What is “Tally” in broadcasting?

A tally light is the camera operator’s “truth signal.” It indicates whether that camera is:

• Program (Live / On-Air) → usually Red
• Preview → usually Green
• Both / Attention (implementation-dependent) → often Amber/Yellow

In a typical production chain, the video switcher (or tally aggregator) knows which camera sources are in Program/Preview and sends that state over the network. Your tally devices just need to be fast, deterministic, and boring—because missed or late tallies cause real operational mistakes.

TSL 3.1 (UMD) protocol: what it is and what the packets contain

TSL UMD v3.1 started as a simple serial protocol used to drive Under-Monitor Displays, but it’s commonly transported over IP by putting the same bytes into a UDP datagram.

At a practical level, the message is small and fixed-format:

• Byte 0: display/tally address with bit 7 set (address 0–126 becomes 0x80 + address)
• Byte 1: control byte, which contains tally flags and brightness bits
• Bytes 2–17: 16-character ASCII label (e.g., “CAM 1”, “ISO3”, etc.)

This repo’s default configuration targets the widely used multicast setup:

• Multicast group: 239.1.2.3
• UDP port: 8901
• TSL address: 0–126

One subtle but important point: the official spec treats tally indicators as separate bits/fields, and different ecosystems map them differently. This project exposes a simplified 0–3 state (Off/Green/Red/Yellow) and aligns it to typical Preview/Program workflows (Yellow = both active).

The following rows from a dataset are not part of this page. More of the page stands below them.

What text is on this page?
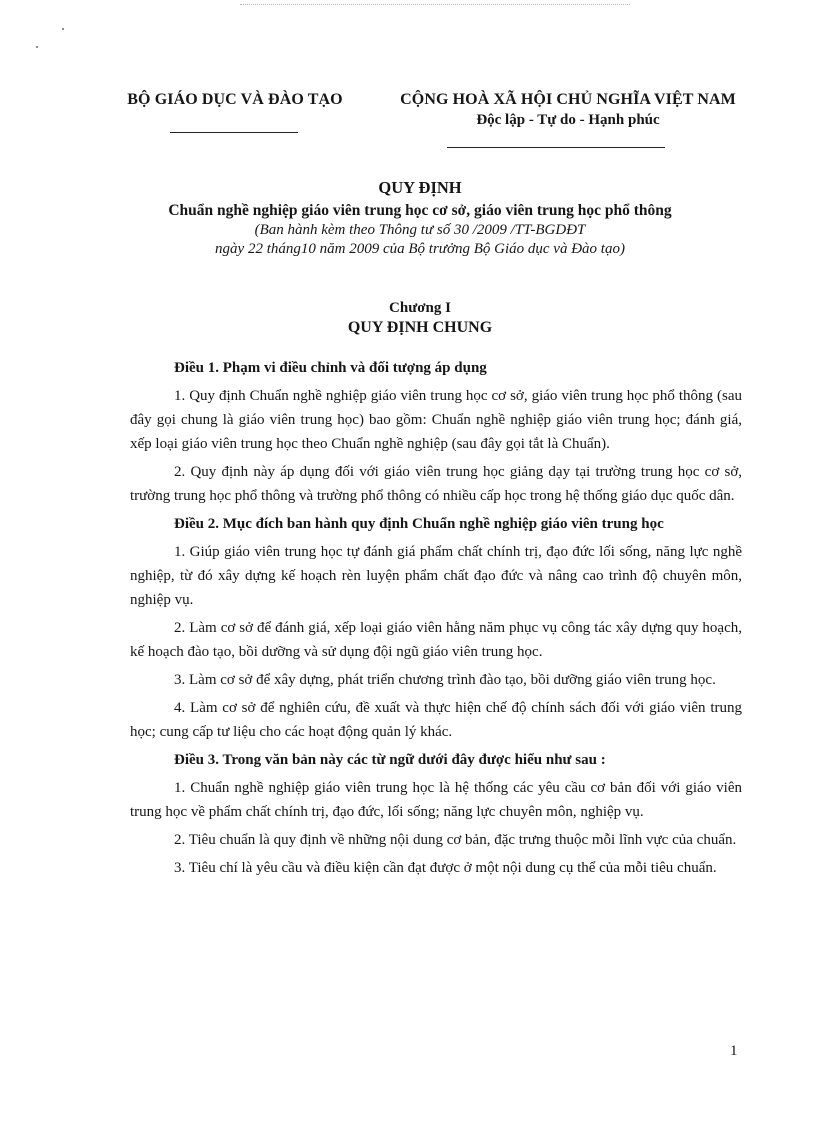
BỘ GIÁO DỤC VÀ ĐÀO TẠO	CỘNG HOÀ XÃ HỘI CHỦ NGHĨA VIỆT NAM
Độc lập - Tự do - Hạnh phúc
QUY ĐỊNH
Chuẩn nghề nghiệp giáo viên trung học cơ sở, giáo viên trung học phổ thông
(Ban hành kèm theo Thông tư số 30 /2009 /TT-BGDĐT
ngày 22 tháng10 năm 2009 của Bộ trưởng Bộ Giáo dục và Đào tạo)
Chương I
QUY ĐỊNH CHUNG
Điều 1. Phạm vi điều chỉnh và đối tượng áp dụng

1. Quy định Chuẩn nghề nghiệp giáo viên trung học cơ sở, giáo viên trung học phổ thông (sau đây gọi chung là giáo viên trung học) bao gồm: Chuẩn nghề nghiệp giáo viên trung học; đánh giá, xếp loại giáo viên trung học theo Chuẩn nghề nghiệp (sau đây gọi tắt là Chuẩn).

2. Quy định này áp dụng đối với giáo viên trung học giảng dạy tại trường trung học cơ sở, trường trung học phổ thông và trường phổ thông có nhiều cấp học trong hệ thống giáo dục quốc dân.

Điều 2. Mục đích ban hành quy định Chuẩn nghề nghiệp giáo viên trung học

1. Giúp giáo viên trung học tự đánh giá phẩm chất chính trị, đạo đức lối sống, năng lực nghề nghiệp, từ đó xây dựng kế hoạch rèn luyện phẩm chất đạo đức và nâng cao trình độ chuyên môn, nghiệp vụ.

2. Làm cơ sở để đánh giá, xếp loại giáo viên hằng năm phục vụ công tác xây dựng quy hoạch, kế hoạch đào tạo, bồi dưỡng và sử dụng đội ngũ giáo viên trung học.

3. Làm cơ sở để xây dựng, phát triển chương trình đào tạo, bồi dưỡng giáo viên trung học.

4. Làm cơ sở để nghiên cứu, đề xuất và thực hiện chế độ chính sách đối với giáo viên trung học; cung cấp tư liệu cho các hoạt động quản lý khác.

Điều 3. Trong văn bản này các từ ngữ dưới đây được hiểu như sau :

1. Chuẩn nghề nghiệp giáo viên trung học là hệ thống các yêu cầu cơ bản đối với giáo viên trung học về phẩm chất chính trị, đạo đức, lối sống; năng lực chuyên môn, nghiệp vụ.

2. Tiêu chuẩn là quy định về những nội dung cơ bản, đặc trưng thuộc mỗi lĩnh vực của chuẩn.

3. Tiêu chí là yêu cầu và điều kiện cần đạt được ở một nội dung cụ thể của mỗi tiêu chuẩn.

1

Architecture walkthrough (implementation-level, AEO-friendly)

Here’s the project flow in plain terms:

1.Network bring-up (priority order)

• Ethernet via W5500 if link is present
• Wi-Fi fallback
• AP mode (SSID like Tally-XXYYZZ-Setup) for recovery/config

2. TSL listener (multicast UDP)

• Join multicast group (default 239.1.2.3:8901)
• Receive UDP packets continuously

3. Packet parse → tally state + label

• Extract address, control byte, and 16-char label
• Map to Off/Green/Red/Yellow and brightness scaling

4. LED rendering

• Drive WS2812B strip (7 pixels) to show state clearly

5. Operations layer (web UI + discovery + OTA)

• Web UI shows connection, IP, tally state, label
• JSON endpoints like /status and /info
• mDNS discovery for “fleet” use (Tally-AABBCC.local)
• OTA updates (including GitHub release update flow)

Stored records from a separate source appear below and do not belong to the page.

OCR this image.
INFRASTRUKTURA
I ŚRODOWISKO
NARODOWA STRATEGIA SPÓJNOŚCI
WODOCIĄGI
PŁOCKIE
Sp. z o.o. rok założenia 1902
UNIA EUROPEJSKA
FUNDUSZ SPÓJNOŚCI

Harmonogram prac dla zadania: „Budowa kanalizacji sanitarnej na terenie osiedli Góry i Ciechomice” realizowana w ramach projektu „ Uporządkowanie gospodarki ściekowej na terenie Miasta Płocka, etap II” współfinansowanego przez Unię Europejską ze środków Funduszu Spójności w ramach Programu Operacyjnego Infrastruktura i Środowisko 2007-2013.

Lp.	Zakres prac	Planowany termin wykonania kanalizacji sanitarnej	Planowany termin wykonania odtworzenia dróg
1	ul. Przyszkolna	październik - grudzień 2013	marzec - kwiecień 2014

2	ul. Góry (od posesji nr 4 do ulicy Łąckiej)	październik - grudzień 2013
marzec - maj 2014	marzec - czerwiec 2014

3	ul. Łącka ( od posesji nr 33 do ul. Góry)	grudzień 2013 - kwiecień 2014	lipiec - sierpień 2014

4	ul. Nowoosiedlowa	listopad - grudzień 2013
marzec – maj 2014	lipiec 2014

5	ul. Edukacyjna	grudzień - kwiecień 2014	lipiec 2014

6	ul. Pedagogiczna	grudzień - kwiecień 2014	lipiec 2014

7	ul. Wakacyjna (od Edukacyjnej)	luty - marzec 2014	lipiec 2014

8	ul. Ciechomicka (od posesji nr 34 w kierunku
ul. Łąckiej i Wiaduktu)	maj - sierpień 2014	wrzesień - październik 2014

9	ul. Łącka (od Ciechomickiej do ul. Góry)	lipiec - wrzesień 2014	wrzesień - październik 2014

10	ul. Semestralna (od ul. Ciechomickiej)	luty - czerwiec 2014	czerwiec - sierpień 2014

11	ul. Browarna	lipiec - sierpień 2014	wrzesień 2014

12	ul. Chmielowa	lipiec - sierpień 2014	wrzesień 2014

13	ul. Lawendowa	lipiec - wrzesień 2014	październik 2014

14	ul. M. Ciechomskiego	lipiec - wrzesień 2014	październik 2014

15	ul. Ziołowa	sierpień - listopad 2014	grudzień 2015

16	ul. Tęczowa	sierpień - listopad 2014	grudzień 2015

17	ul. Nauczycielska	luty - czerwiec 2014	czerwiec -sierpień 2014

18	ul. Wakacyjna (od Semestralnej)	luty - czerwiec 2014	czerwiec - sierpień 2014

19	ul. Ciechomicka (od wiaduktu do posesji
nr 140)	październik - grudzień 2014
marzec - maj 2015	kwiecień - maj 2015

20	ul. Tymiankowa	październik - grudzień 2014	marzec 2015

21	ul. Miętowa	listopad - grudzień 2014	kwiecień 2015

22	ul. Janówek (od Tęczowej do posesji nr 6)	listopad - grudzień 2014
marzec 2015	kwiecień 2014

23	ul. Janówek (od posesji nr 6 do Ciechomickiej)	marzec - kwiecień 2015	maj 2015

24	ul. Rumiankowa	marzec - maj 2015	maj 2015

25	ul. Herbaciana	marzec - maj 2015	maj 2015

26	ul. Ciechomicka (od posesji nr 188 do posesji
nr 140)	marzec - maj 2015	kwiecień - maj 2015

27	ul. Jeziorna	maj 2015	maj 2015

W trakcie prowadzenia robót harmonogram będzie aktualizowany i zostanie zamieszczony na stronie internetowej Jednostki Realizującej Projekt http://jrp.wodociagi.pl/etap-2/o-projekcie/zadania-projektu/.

This is exactly the kind of architecture where wired Ethernet reduces operational risk: multicast updates arrive on time, link state is predictable, and you can still keep Wi-Fi only for setup/troubleshooting.

FAQ

1) Why use WIZnet W5500 for a tally light instead of Wi-Fi?

A tally light is an operational safety device, so determinism matters more than peak bandwidth. W5500 provides stable wired Ethernet with up to 80 MHz SPI host interface and 32 KB internal buffering, which helps absorb bursts and reduces “wireless surprise” failure modes in crowded RF environments. This repo even recommends Ethernet as “best for production.”

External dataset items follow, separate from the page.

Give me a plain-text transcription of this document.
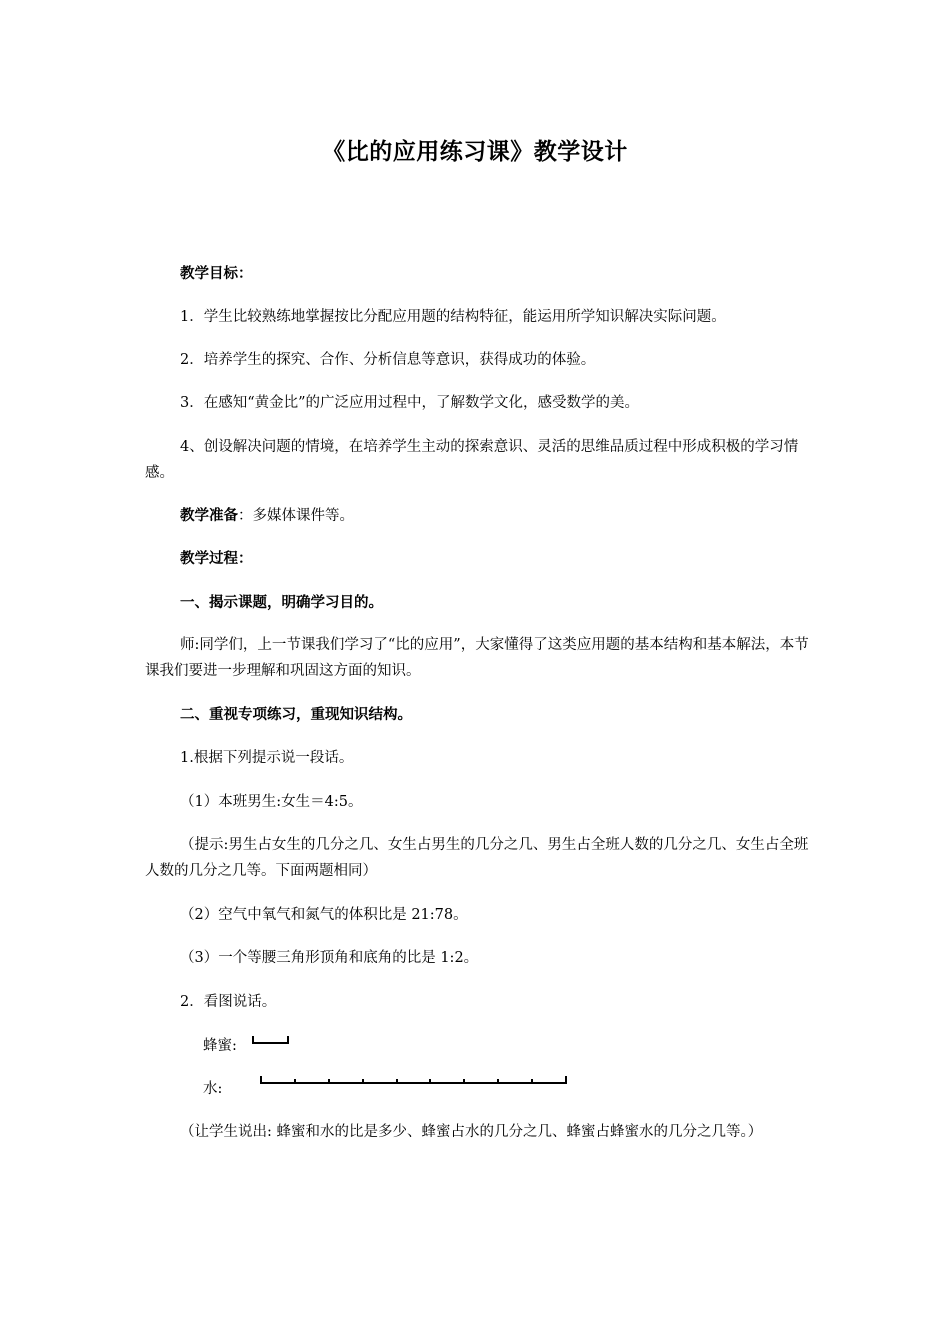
《比的应用练习课》教学设计
教学目标：
1．学生比较熟练地掌握按比分配应用题的结构特征，能运用所学知识解决实际问题。
2．培养学生的探究、合作、分析信息等意识，获得成功的体验。
3．在感知“黄金比”的广泛应用过程中，了解数学文化，感受数学的美。
4、创设解决问题的情境，在培养学生主动的探索意识、灵活的思维品质过程中形成积极的学习情感。
教学准备：多媒体课件等。
教学过程：
一、揭示课题，明确学习目的。
师:同学们，上一节课我们学习了“比的应用”，大家懂得了这类应用题的基本结构和基本解法，本节课我们要进一步理解和巩固这方面的知识。
二、重视专项练习，重现知识结构。
1.根据下列提示说一段话。
（1）本班男生:女生＝4:5。
（提示:男生占女生的几分之几、女生占男生的几分之几、男生占全班人数的几分之几、女生占全班人数的几分之几等。下面两题相同）
（2）空气中氧气和氮气的体积比是 21:78。
（3）一个等腰三角形顶角和底角的比是 1:2。
2．看图说话。
蜂蜜:
水:
（让学生说出: 蜂蜜和水的比是多少、蜂蜜占水的几分之几、蜂蜜占蜂蜜水的几分之几等。）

2) What role does W5500 play in the TSL 3.1 workflow here?

W5500 is the wired network interface that receives multicast UDP TSL packets (default 239.1.2.3:8901). Those packets carry the TSL address byte, a control byte (tally + brightness fields), and a 16-character label. The ESP32-S3 parses that data and updates the LED state and web-reported status.

3) Can beginners build this (ESP32-S3 + W5500) project successfully?

Yes, because the repo treats this like an appliance: fixed pin map, browser configuration, AP fallback, and simple status endpoints. The main “beginner traps” are SPI wiring correctness (CS/SCLK/MISO/MOSI/RST), multicast availability on your switch/network, and ensuring your tally source is actually sending TSL 3.1 to the configured group/port. If you can wire SPI and open a web UI, you’re most of the way there.

4) How does W5500 compare to ENC28J60, LAN8720, or W6100 for tally devices?

ENC28J60 is a classic low-cost SPI Ethernet controller but is 10 Mbps class; it’s often chosen for budget, not for maximum robustness. LAN8720 is a 10/100 RMII PHY and can be great, but RMII adds clocking/layout constraints. W6100 is the step-up when you need IPv6 dual stack. For “multicast UDP + lots of endpoints,” W5500 is a practical wired baseline.